Projecting your GPA forward
Your current GPA + your in-progress classes determine your overall number at term end. The math is the same as cumulative GPA: prior quality points + new quality points, divided by total credits.
Your current GPA is a real-time estimate based on grades earned so far in the current term. It's useful mid-semester to project where you'll land before final grades are posted.
- Scope
- Mid-term, not yet final
- Inputs
- Grades posted so far
- Use case
- Adjust study time, drop class decisions
- Differs from
- Final term GPA after exams posted
The further along you are, the harder it gets to move your cumulative number. A 4.0 semester pushes a 3.0 cumulative (60 credits) to only 3.20. Plan accordingly — early grades are disproportionately important.
Reverse the calculation
Want to know what grades you need to hit a target GPA? Adjust the grades on the new classes up or down until the projected number matches your goal — that's your roadmap for the term.
Mid-term decisions: drop, withdraw, or grind
A live current GPA estimate makes mid-term choices clearer. If a single class is pulling your average from a 3.6 to a 3.2, dropping or withdrawing may protect your cumulative GPA — but check the registrar deadline and how the W shows on your transcript. Most schools allow withdrawal without GPA impact up to a published date. After that, the F counts as 0.0 quality points.

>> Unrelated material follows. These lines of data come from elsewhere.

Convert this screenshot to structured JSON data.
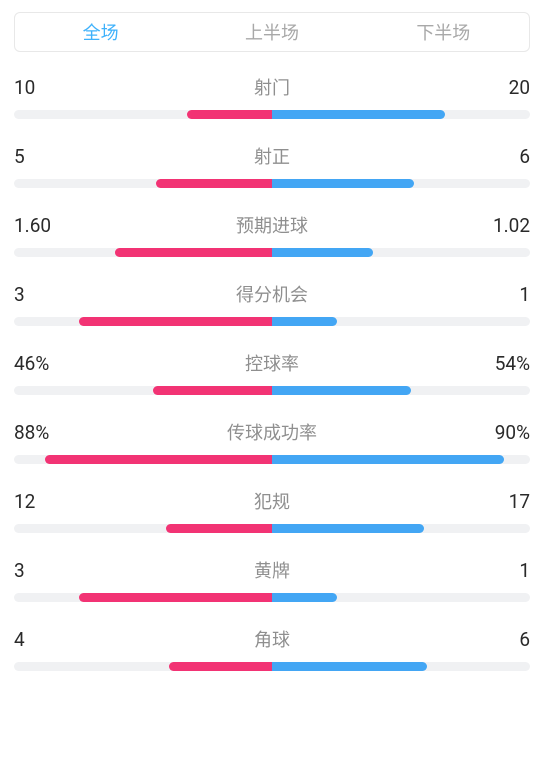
{
  "tabs": {
    "items": [
      {
        "label": "全场",
        "active": true
      },
      {
        "label": "上半场",
        "active": false
      },
      {
        "label": "下半场",
        "active": false
      }
    ]
  },
  "colors": {
    "left_bar": "#f23374",
    "right_bar": "#43a6f4",
    "bar_bg": "#f0f1f3",
    "tab_active": "#3eb1fb",
    "tab_inactive": "#a8a8a8",
    "value_text": "#2a2a2a",
    "label_text": "#8f8f8f",
    "background": "#ffffff"
  },
  "stats": [
    {
      "label": "射门",
      "left_value": "10",
      "right_value": "20",
      "left_pct": 33,
      "right_pct": 67
    },
    {
      "label": "射正",
      "left_value": "5",
      "right_value": "6",
      "left_pct": 45,
      "right_pct": 55
    },
    {
      "label": "预期进球",
      "left_value": "1.60",
      "right_value": "1.02",
      "left_pct": 61,
      "right_pct": 39
    },
    {
      "label": "得分机会",
      "left_value": "3",
      "right_value": "1",
      "left_pct": 75,
      "right_pct": 25
    },
    {
      "label": "控球率",
      "left_value": "46%",
      "right_value": "54%",
      "left_pct": 46,
      "right_pct": 54
    },
    {
      "label": "传球成功率",
      "left_value": "88%",
      "right_value": "90%",
      "left_pct": 88,
      "right_pct": 90
    },
    {
      "label": "犯规",
      "left_value": "12",
      "right_value": "17",
      "left_pct": 41,
      "right_pct": 59
    },
    {
      "label": "黄牌",
      "left_value": "3",
      "right_value": "1",
      "left_pct": 75,
      "right_pct": 25
    },
    {
      "label": "角球",
      "left_value": "4",
      "right_value": "6",
      "left_pct": 40,
      "right_pct": 60
    }
  ]
}
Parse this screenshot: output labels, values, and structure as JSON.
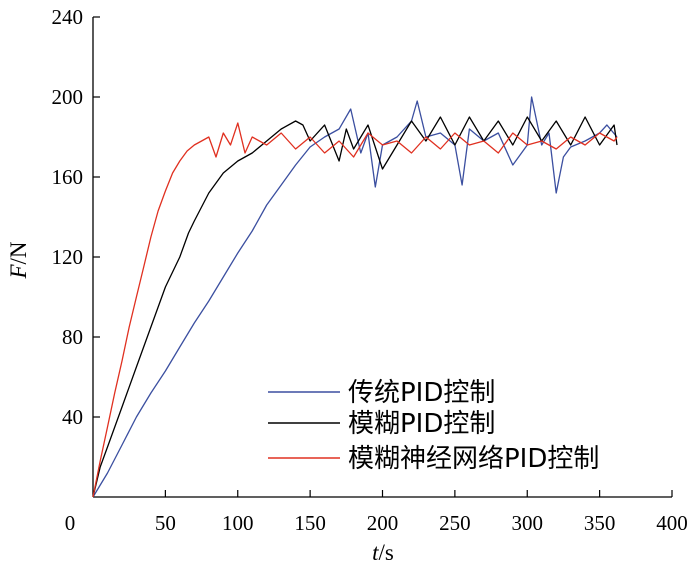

Estimating from in-progress assignment grades
Most learning management systems (Canvas, Blackboard, Schoology, PowerSchool) show a current course percentage. Convert each course percentage to a letter grade using the Percentage to GPA Converter, then enter those grades here for a live current-GPA estimate. Use the Semester GPA Calculator for a one-term snapshot once final grades post.
Estimate your current GPA before grades post
Your "current" GPA is the running average for the term you're in right now — useful weeks before the registrar finalizes anything. Pull your live percentage from each course's LMS gradebook (Canvas, Blackboard), convert it to a letter, and enter it above to see where you'd land if grades closed today. That forecast is what tells you whether one more high-stakes final is worth the push, or whether a late withdrawal protects the number better. To roll this term into your overall record across all years, use the Cumulative GPA Calculator instead.